Depuis, il explore la façon dont les cellules expriment leurs gènes. «Un corps humain est un assemblage de milliers de types de cellules: des neurones, des cellules de peau, etc. Toutes ces cellules ont le même génome, mais la manière dont elles expriment leurs gènes est complètement différente», explique-t-il. Un neurone exprime des neurotransmetteurs, alors qu’une cellule de muscle exprime certaines protéines qui en permettent la contraction par exemple. Le génome encode ces séquences régulatrices, qui agissent comme des interrupteurs. Or, les règles génétiques qui régissent leur fonctionnement sont encore très mal comprises.

Outre la contribution à la science fondamentale que le professeur Lalanne espère apporter, ces connaissances ont aussi des applications concrètes. Ainsi dans la thérapie génique, on doit cibler précisément quelles cellules exprimeront une protéine manquante à l’aide de séquences régulatrices. «Si un certain type de neurone a besoin d’une certaine protéine, il ne faut pas que chaque cellule du cerveau en produise. Sinon, ce serait hautement toxique», remarque Jean-Benoît Lalanne.  

Transmettre sa passion

Pour l’instant, le professeur nouvellement en poste est à mettre sur pied son laboratoire (recrutement, subvention, équipement), où le travail pratique et l’expérimentation se compléteront. «Un des défis pour le recrutement des étudiantes et des étudiants, c’est que les cursus sont relativement isolés, la biochimie et la bio-informatique étant chacune de son côté, alors que, dans la pratique, la génomique combine intégralement les deux», estime-t-il. Mais cet alliage comporte de nombreux avantages, selon lui: «Il y a une grande satisfaction à faire ses propres manipulations et à analyser ses propres données.

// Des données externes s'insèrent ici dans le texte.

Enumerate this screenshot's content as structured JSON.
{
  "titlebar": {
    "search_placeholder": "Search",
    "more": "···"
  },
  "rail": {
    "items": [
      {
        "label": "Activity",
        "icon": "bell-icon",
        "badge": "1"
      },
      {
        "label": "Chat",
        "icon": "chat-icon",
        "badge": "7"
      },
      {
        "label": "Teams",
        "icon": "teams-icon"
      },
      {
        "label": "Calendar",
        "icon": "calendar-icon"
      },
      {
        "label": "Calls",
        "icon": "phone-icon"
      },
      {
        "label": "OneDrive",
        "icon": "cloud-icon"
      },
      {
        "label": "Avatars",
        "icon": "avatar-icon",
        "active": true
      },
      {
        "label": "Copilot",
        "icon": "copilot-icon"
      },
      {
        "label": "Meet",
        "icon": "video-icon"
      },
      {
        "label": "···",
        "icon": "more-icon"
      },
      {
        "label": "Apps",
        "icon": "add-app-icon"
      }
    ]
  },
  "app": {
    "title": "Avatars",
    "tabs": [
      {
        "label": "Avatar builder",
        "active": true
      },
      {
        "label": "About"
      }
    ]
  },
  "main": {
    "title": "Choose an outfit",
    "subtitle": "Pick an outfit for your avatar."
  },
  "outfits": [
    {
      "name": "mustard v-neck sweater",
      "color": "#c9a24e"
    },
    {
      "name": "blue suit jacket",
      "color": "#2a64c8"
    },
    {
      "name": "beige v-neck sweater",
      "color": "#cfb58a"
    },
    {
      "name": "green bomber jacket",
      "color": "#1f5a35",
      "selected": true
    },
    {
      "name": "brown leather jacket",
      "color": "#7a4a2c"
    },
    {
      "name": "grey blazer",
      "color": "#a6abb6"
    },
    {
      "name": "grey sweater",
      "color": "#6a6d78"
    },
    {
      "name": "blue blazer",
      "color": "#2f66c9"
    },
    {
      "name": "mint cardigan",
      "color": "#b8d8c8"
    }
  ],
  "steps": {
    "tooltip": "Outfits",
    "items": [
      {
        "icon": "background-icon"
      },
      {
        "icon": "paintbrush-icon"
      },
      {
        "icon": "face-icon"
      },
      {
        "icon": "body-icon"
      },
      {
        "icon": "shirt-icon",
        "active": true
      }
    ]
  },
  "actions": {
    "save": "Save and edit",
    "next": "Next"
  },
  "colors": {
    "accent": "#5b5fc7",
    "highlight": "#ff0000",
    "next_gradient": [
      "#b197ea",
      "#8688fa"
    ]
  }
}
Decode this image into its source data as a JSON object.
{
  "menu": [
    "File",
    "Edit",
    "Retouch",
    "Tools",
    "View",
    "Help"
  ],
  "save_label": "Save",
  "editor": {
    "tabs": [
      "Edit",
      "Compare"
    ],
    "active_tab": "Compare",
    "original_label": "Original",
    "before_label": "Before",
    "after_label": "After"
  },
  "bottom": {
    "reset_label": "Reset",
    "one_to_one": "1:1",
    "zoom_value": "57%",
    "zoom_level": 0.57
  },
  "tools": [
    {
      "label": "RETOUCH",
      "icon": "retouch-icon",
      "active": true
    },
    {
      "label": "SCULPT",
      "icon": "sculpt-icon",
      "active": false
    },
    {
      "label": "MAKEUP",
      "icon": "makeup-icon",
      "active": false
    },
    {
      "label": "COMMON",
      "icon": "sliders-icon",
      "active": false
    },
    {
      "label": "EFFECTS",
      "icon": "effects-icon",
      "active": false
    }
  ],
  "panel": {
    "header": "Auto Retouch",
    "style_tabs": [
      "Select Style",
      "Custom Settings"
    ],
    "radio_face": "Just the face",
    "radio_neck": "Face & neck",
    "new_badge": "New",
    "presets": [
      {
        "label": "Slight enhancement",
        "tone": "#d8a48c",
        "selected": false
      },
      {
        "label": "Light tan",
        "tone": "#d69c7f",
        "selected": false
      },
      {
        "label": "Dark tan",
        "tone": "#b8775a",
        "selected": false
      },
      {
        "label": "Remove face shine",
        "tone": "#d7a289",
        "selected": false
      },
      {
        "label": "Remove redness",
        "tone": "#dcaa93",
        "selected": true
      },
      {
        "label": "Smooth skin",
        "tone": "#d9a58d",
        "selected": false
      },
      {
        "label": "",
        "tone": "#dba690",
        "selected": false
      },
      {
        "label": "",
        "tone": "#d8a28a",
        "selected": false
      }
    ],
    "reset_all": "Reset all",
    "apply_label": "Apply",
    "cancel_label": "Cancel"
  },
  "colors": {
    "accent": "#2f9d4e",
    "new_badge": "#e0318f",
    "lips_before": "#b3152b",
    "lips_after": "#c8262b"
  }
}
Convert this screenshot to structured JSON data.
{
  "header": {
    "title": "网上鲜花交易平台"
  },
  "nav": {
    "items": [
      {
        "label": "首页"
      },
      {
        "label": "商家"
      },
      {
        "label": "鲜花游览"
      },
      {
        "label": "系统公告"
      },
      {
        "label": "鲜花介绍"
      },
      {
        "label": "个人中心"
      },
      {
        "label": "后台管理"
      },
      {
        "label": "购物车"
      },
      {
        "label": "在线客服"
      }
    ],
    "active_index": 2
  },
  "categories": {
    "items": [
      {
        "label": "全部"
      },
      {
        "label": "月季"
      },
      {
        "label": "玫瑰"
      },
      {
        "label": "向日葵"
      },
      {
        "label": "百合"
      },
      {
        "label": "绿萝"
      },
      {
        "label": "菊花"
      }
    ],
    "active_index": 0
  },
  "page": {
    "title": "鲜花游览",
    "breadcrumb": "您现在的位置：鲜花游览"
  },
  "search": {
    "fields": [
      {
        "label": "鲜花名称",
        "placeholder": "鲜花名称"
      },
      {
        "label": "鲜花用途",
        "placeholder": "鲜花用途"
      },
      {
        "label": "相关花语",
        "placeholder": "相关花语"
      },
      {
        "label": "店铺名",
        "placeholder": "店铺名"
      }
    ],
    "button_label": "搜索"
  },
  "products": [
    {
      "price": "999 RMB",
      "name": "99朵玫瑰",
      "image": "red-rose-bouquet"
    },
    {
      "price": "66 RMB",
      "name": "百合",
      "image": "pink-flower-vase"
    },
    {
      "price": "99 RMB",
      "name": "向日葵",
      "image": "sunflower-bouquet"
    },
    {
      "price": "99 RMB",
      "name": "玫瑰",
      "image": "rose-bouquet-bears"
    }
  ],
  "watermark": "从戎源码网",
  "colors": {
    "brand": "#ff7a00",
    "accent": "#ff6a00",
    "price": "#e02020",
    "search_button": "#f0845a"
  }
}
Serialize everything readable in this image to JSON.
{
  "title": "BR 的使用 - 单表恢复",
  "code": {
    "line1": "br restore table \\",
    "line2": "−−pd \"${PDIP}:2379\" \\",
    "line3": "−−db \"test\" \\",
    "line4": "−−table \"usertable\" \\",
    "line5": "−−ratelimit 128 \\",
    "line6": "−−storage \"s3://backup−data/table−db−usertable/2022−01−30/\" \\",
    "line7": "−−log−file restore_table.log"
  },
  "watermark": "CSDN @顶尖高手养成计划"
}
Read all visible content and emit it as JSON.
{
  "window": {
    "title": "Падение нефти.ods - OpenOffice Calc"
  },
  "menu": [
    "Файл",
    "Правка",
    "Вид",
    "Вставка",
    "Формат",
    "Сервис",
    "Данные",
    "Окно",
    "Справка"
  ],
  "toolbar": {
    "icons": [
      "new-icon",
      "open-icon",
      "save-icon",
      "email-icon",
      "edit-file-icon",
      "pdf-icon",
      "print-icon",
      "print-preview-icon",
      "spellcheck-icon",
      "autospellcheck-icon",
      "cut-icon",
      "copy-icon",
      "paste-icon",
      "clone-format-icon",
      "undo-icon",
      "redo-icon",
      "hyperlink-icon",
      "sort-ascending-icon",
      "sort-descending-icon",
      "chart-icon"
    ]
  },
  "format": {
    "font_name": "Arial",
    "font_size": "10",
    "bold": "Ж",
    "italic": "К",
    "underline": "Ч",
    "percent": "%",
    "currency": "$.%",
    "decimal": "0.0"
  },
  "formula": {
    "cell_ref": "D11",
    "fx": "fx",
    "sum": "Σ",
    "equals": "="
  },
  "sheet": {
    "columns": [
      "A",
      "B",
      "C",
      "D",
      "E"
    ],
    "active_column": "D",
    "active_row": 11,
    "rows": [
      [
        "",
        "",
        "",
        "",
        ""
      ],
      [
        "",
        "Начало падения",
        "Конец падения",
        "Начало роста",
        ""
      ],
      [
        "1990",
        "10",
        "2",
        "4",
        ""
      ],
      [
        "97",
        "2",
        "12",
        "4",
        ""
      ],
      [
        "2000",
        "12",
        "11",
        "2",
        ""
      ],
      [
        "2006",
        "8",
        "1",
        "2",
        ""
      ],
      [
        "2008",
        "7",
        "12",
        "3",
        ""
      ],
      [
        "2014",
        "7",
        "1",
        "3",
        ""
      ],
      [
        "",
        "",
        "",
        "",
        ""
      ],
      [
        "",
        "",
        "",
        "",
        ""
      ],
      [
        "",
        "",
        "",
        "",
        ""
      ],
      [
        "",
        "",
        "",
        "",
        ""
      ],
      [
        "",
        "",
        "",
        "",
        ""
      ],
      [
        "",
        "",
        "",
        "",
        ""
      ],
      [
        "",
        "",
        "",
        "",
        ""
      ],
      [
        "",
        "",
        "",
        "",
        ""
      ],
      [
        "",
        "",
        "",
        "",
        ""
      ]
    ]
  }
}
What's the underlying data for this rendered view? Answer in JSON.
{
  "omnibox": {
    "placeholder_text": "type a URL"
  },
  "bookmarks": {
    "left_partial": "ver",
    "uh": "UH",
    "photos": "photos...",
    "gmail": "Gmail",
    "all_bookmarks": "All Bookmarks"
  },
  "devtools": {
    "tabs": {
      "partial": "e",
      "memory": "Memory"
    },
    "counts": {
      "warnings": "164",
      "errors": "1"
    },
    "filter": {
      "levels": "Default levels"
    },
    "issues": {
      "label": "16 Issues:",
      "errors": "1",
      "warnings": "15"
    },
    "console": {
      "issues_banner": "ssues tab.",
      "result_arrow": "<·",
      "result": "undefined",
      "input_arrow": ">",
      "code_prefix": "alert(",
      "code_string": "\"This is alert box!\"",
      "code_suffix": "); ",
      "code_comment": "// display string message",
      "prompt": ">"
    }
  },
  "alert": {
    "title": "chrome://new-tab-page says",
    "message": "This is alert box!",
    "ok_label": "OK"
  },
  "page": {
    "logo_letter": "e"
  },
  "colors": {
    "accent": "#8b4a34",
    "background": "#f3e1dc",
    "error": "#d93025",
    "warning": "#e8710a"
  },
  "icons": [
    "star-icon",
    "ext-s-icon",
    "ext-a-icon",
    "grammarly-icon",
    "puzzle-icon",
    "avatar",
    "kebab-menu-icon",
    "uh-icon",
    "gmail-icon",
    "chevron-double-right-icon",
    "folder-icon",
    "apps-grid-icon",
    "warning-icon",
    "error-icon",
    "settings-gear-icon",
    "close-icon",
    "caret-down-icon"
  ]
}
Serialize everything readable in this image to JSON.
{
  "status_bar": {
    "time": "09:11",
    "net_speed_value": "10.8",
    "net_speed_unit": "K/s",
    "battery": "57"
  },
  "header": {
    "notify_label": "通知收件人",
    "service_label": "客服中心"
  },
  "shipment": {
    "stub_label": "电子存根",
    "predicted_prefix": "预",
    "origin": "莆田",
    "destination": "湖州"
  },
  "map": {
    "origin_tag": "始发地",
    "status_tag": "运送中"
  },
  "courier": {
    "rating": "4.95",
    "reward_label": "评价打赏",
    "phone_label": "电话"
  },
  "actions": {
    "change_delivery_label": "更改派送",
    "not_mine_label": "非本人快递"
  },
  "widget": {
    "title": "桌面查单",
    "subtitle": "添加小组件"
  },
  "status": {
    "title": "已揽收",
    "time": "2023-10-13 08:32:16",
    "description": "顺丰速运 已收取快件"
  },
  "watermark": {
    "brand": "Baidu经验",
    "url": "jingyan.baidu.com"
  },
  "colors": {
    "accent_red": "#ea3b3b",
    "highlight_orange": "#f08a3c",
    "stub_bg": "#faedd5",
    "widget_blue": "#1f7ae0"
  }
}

On peut rapidement voir si une étape du protocole pose problème et vice versa.» 

Jean-Benoît Lalanne amorce donc sa carrière avec enthousiasme. «À chaque étape de mon parcours, je me disais que, si je n’avais plus de plaisir, j’irais vers autre chose», dit-il. Force est de constater que le plaisir est toujours là et que c’est lui qui agira maintenant comme une bougie d’allumage auprès de la relève scientifique.